Although the pseudo-total concentrations are substantially higher than the levels recommended by the Turkish Environmental and Forest Ministry, the data also indicates that the vast proportion of this is not bio-available (Table 3). The Turkish Environment and Forest Ministry’s recommended maximum values assume that 100% of the analyte will be available (i.e., a worst case scenario is assumed). Therefore, once the bio-available fraction is taken into account, few of the analytes at few of the sampling sites are above the recommended maxima. Daily As, Ba, Cd, Cr, Cu, Mn, Ni, Pb, and Zn ingestion amounts have been calculated based on a soil ingestion rate of 10 g day−1 (pica behavior, deliberate ingestion) using the in vitro intestinal bioavailability results given in Table 3 (Table 4). Ingested As and Pb amounts by pica behavior of children are greater than tolerable daily intake values given by Baars et al. for all soil samples. Zn amounts digested by children is greater for the Sarı Su and Kaşıkçı soil samples while the Cr level is only greater in Enverpaşa soil compared with TDI values. Mn and Cd levels are greater in all samples except Patlak and Müstecap. The amounts of Ba ingested by pica behavior are greater in all samples except Patlak and Çakallar while Ni levels are lower than TDI values in all samples. All of the soil samples collected from children’s play areas contain large amounts of heavy metals. The amount of As, Pb, Ba, and Cd levels are significantly greater than TDI values. The results show that if these soils are ingested by children, they might cause a great risk to children’s health. It should be emphasized that although the levels for many of the analytes are high (in terms of micrograms per day of each analyte), this does relate to children exhibiting pica behavior and it assumes that 10 g of soil is ingested per day. Clearly, most children, even those suffering from pica will not ingest amounts this high, whereas a minority will ingest greater amounts. The figures given are therefore a guide to the overall safety of the soil.

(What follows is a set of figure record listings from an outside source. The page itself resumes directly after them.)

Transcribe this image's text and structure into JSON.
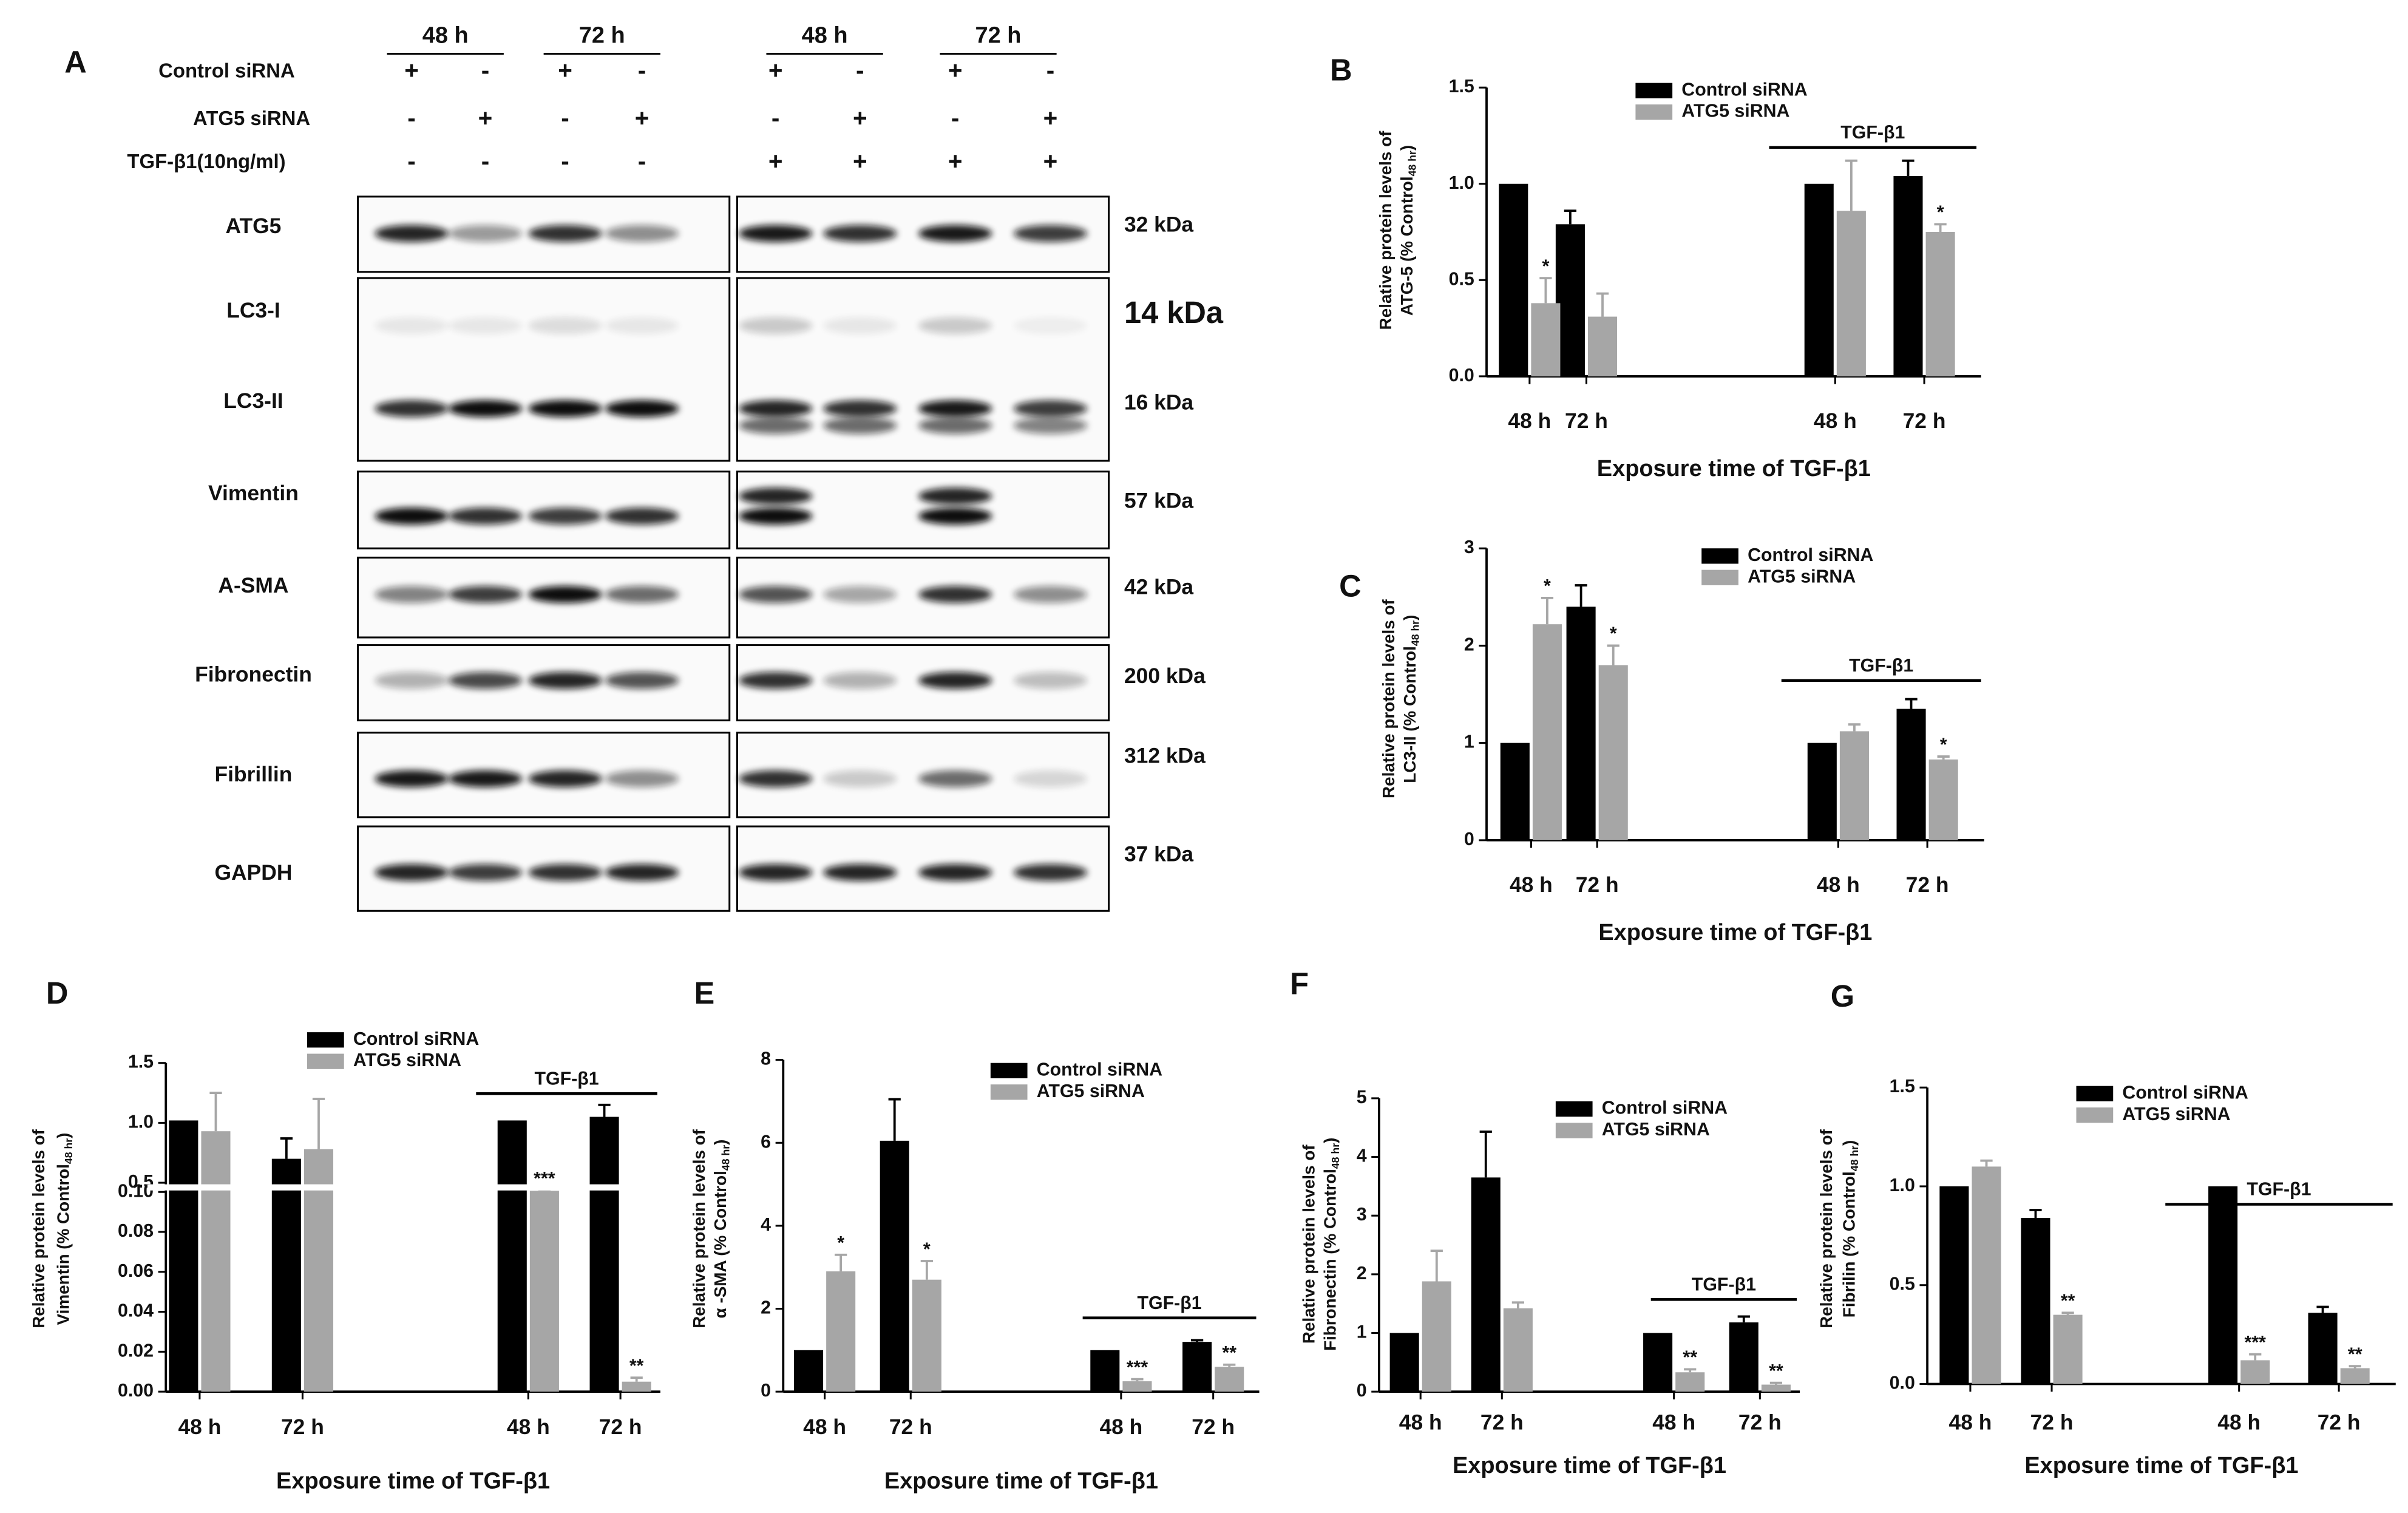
{
  "panel_a": {
    "letter": "A",
    "time_headers": [
      "48 h",
      "72 h",
      "48 h",
      "72 h"
    ],
    "conditions": [
      {
        "label": "Control siRNA",
        "signs": [
          "+",
          "-",
          "+",
          "-",
          "+",
          "-",
          "+",
          "-"
        ]
      },
      {
        "label": "ATG5 siRNA",
        "signs": [
          "-",
          "+",
          "-",
          "+",
          "-",
          "+",
          "-",
          "+"
        ]
      },
      {
        "label": "TGF-β1(10ng/ml)",
        "signs": [
          "-",
          "-",
          "-",
          "-",
          "+",
          "+",
          "+",
          "+"
        ]
      }
    ],
    "proteins": [
      {
        "name": "ATG5",
        "kda": "32 kDa"
      },
      {
        "name": "LC3-I",
        "kda": "14 kDa"
      },
      {
        "name": "LC3-II",
        "kda": "16 kDa"
      },
      {
        "name": "Vimentin",
        "kda": "57 kDa"
      },
      {
        "name": "A-SMA",
        "kda": "42 kDa"
      },
      {
        "name": "Fibronectin",
        "kda": "200 kDa"
      },
      {
        "name": "Fibrillin",
        "kda": "312 kDa"
      },
      {
        "name": "GAPDH",
        "kda": "37 kDa"
      }
    ]
  },
  "chart_data": [
    {
      "type": "bar",
      "panel": "B",
      "categories": [
        "48 h",
        "72 h",
        "48 h",
        "72 h"
      ],
      "series": [
        {
          "name": "Control siRNA",
          "color": "#000000",
          "values": [
            1.0,
            0.79,
            1.0,
            1.04
          ],
          "errors": [
            0,
            0.07,
            0,
            0.08
          ]
        },
        {
          "name": "ATG5 siRNA",
          "color": "#a6a6a6",
          "values": [
            0.38,
            0.31,
            0.86,
            0.75
          ],
          "errors": [
            0.13,
            0.12,
            0.26,
            0.04
          ],
          "significance": [
            "*",
            null,
            null,
            "*"
          ]
        }
      ],
      "ylim": [
        0,
        1.5
      ],
      "yticks": [
        {
          "value": 0,
          "label": "0.0"
        },
        0.5,
        {
          "value": 1,
          "label": "1.0"
        },
        1.5
      ],
      "ylabel": {
        "lines": [
          "Relative protein levels of",
          "ATG-5 (% Control"
        ],
        "sub": "48 hr",
        "end": ")"
      },
      "xlabel": "Exposure time of TGF-β1",
      "annotation": "TGF-β1"
    },
    {
      "type": "bar",
      "panel": "C",
      "categories": [
        "48 h",
        "72 h",
        "48 h",
        "72 h"
      ],
      "series": [
        {
          "name": "Control siRNA",
          "color": "#000000",
          "values": [
            1.0,
            2.4,
            1.0,
            1.35
          ],
          "errors": [
            0,
            0.22,
            0,
            0.1
          ]
        },
        {
          "name": "ATG5 siRNA",
          "color": "#a6a6a6",
          "values": [
            2.22,
            1.8,
            1.12,
            0.83
          ],
          "errors": [
            0.27,
            0.2,
            0.07,
            0.03
          ],
          "significance": [
            "*",
            "*",
            null,
            "*"
          ]
        }
      ],
      "ylim": [
        0,
        3
      ],
      "yticks": [
        0,
        1,
        2,
        3
      ],
      "ylabel": {
        "lines": [
          "Relative protein levels of",
          "LC3-II (% Control"
        ],
        "sub": "48 hr",
        "end": ")"
      },
      "xlabel": "Exposure time of TGF-β1",
      "annotation": "TGF-β1"
    },
    {
      "type": "bar",
      "panel": "D",
      "categories": [
        "48 h",
        "72 h",
        "48 h",
        "72 h"
      ],
      "series": [
        {
          "name": "Control siRNA",
          "color": "#000000",
          "values": [
            1.02,
            0.7,
            1.02,
            1.05
          ],
          "errors": [
            0,
            0.17,
            0,
            0.1
          ]
        },
        {
          "name": "ATG5 siRNA",
          "color": "#a6a6a6",
          "values": [
            0.93,
            0.78,
            0.15,
            0.005
          ],
          "errors": [
            0.32,
            0.42,
            0.02,
            0.002
          ],
          "significance": [
            null,
            null,
            "***",
            "**"
          ]
        }
      ],
      "ylim": [
        0,
        1.5
      ],
      "ybreak": [
        0.1,
        0.5
      ],
      "yticks": [
        {
          "value": 0,
          "label": "0.00"
        },
        {
          "value": 0.02,
          "label": "0.02"
        },
        {
          "value": 0.04,
          "label": "0.04"
        },
        {
          "value": 0.06,
          "label": "0.06"
        },
        {
          "value": 0.08,
          "label": "0.08"
        },
        {
          "value": 0.1,
          "label": "0.10"
        },
        0.5,
        {
          "value": 1,
          "label": "1.0"
        },
        1.5
      ],
      "ylabel": {
        "lines": [
          "Relative protein levels of",
          "Vimentin (% Control"
        ],
        "sub": "48 hr",
        "end": ")"
      },
      "xlabel": "Exposure time of TGF-β1",
      "annotation": "TGF-β1"
    },
    {
      "type": "bar",
      "panel": "E",
      "categories": [
        "48 h",
        "72 h",
        "48 h",
        "72 h"
      ],
      "series": [
        {
          "name": "Control siRNA",
          "color": "#000000",
          "values": [
            1.0,
            6.05,
            1.0,
            1.2
          ],
          "errors": [
            0,
            1.0,
            0,
            0.04
          ]
        },
        {
          "name": "ATG5 siRNA",
          "color": "#a6a6a6",
          "values": [
            2.9,
            2.7,
            0.25,
            0.6
          ],
          "errors": [
            0.4,
            0.45,
            0.05,
            0.05
          ],
          "significance": [
            "*",
            "*",
            "***",
            "**"
          ]
        }
      ],
      "ylim": [
        0,
        8
      ],
      "yticks": [
        0,
        2,
        4,
        6,
        8
      ],
      "ylabel": {
        "lines": [
          "Relative protein levels of",
          "α -SMA (% Control"
        ],
        "sub": "48 hr",
        "end": ")"
      },
      "xlabel": "Exposure time of TGF-β1",
      "annotation": "TGF-β1"
    },
    {
      "type": "bar",
      "panel": "F",
      "categories": [
        "48 h",
        "72 h",
        "48 h",
        "72 h"
      ],
      "series": [
        {
          "name": "Control siRNA",
          "color": "#000000",
          "values": [
            1.0,
            3.65,
            1.0,
            1.18
          ],
          "errors": [
            0,
            0.78,
            0,
            0.1
          ]
        },
        {
          "name": "ATG5 siRNA",
          "color": "#a6a6a6",
          "values": [
            1.88,
            1.42,
            0.33,
            0.12
          ],
          "errors": [
            0.52,
            0.1,
            0.05,
            0.03
          ],
          "significance": [
            null,
            null,
            "**",
            "**"
          ]
        }
      ],
      "ylim": [
        0,
        5
      ],
      "yticks": [
        0,
        1,
        2,
        3,
        4,
        5
      ],
      "ylabel": {
        "lines": [
          "Relative protein levels of",
          "Fibronectin (% Control"
        ],
        "sub": "48 hr",
        "end": ")"
      },
      "xlabel": "Exposure time of TGF-β1",
      "annotation": "TGF-β1"
    },
    {
      "type": "bar",
      "panel": "G",
      "categories": [
        "48 h",
        "72 h",
        "48 h",
        "72 h"
      ],
      "series": [
        {
          "name": "Control siRNA",
          "color": "#000000",
          "values": [
            1.0,
            0.84,
            1.0,
            0.36
          ],
          "errors": [
            0,
            0.04,
            0,
            0.03
          ]
        },
        {
          "name": "ATG5 siRNA",
          "color": "#a6a6a6",
          "values": [
            1.1,
            0.35,
            0.12,
            0.08
          ],
          "errors": [
            0.03,
            0.01,
            0.03,
            0.01
          ],
          "significance": [
            null,
            "**",
            "***",
            "**"
          ]
        }
      ],
      "ylim": [
        0,
        1.5
      ],
      "yticks": [
        {
          "value": 0,
          "label": "0.0"
        },
        0.5,
        {
          "value": 1,
          "label": "1.0"
        },
        1.5
      ],
      "ylabel": {
        "lines": [
          "Relative protein levels of",
          "Fibrilin (% Control"
        ],
        "sub": "48 hr",
        "end": ")"
      },
      "xlabel": "Exposure time of TGF-β1",
      "annotation": "TGF-β1"
    }
  ]
}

Table 4 Amounts (μg) of metal ingested from the assumptions of a soil ingestion rate of 10 g day−1 (pica behavior, deliberate ingestion) and the 100 mg day−1 soil ingestion rate for different soil samples calculated from values taken by in vitro intestinal bioavailability results
Full size table

Table 4 also shows the amount of available metal ions calculated for children who do not have pica behavior at a soil ingestion rate of 100 mg day−1 recommended by US EPA (2008). Only, Pb levels are much greater and only in Sarı Su and Kaşıkçı soil than the TDI values given by Baars et al. All other analytes are below the TDI values and can therefore be regarded as being less of a risk to normal children. The results show that the lead pollution in these soils may potentially pose a risk even at very low amounts of soil ingestion. However, the overall risk can be minimized if the children are encouraged to wash their hands prior to eating and all fruit/vegetables are washed prior to consumption.

4 Conclusions

Since Balya and its associated villages are very rich in ores, the soil in the area contains very high concentrations of heavy metals, especially As, Cd, Pb, Zn, and Ba. All of the soil samples collected from children’s play areas contained elevated amounts of heavy metal ions. Amounts of soil ingestion as a result of pica behavior of 10 g day−1 were used to calculate using in vitro intestinal bio-available results. The results showed that the amount of As, Pb, Ba, and Cd levels are much greater than TDI values in most of the soils. The results show that if these soils are ingested by children suffering from pica, they might cause a great risk to children’s health. It should be emphasized, however, that the amounts of these analytes ingested by non-pica children are below TDI in all cases except for Pb in soil from Sarısu and Kaşıkçı and therefore even these contaminated soils can be regarded as relatively harmless for non-pica children.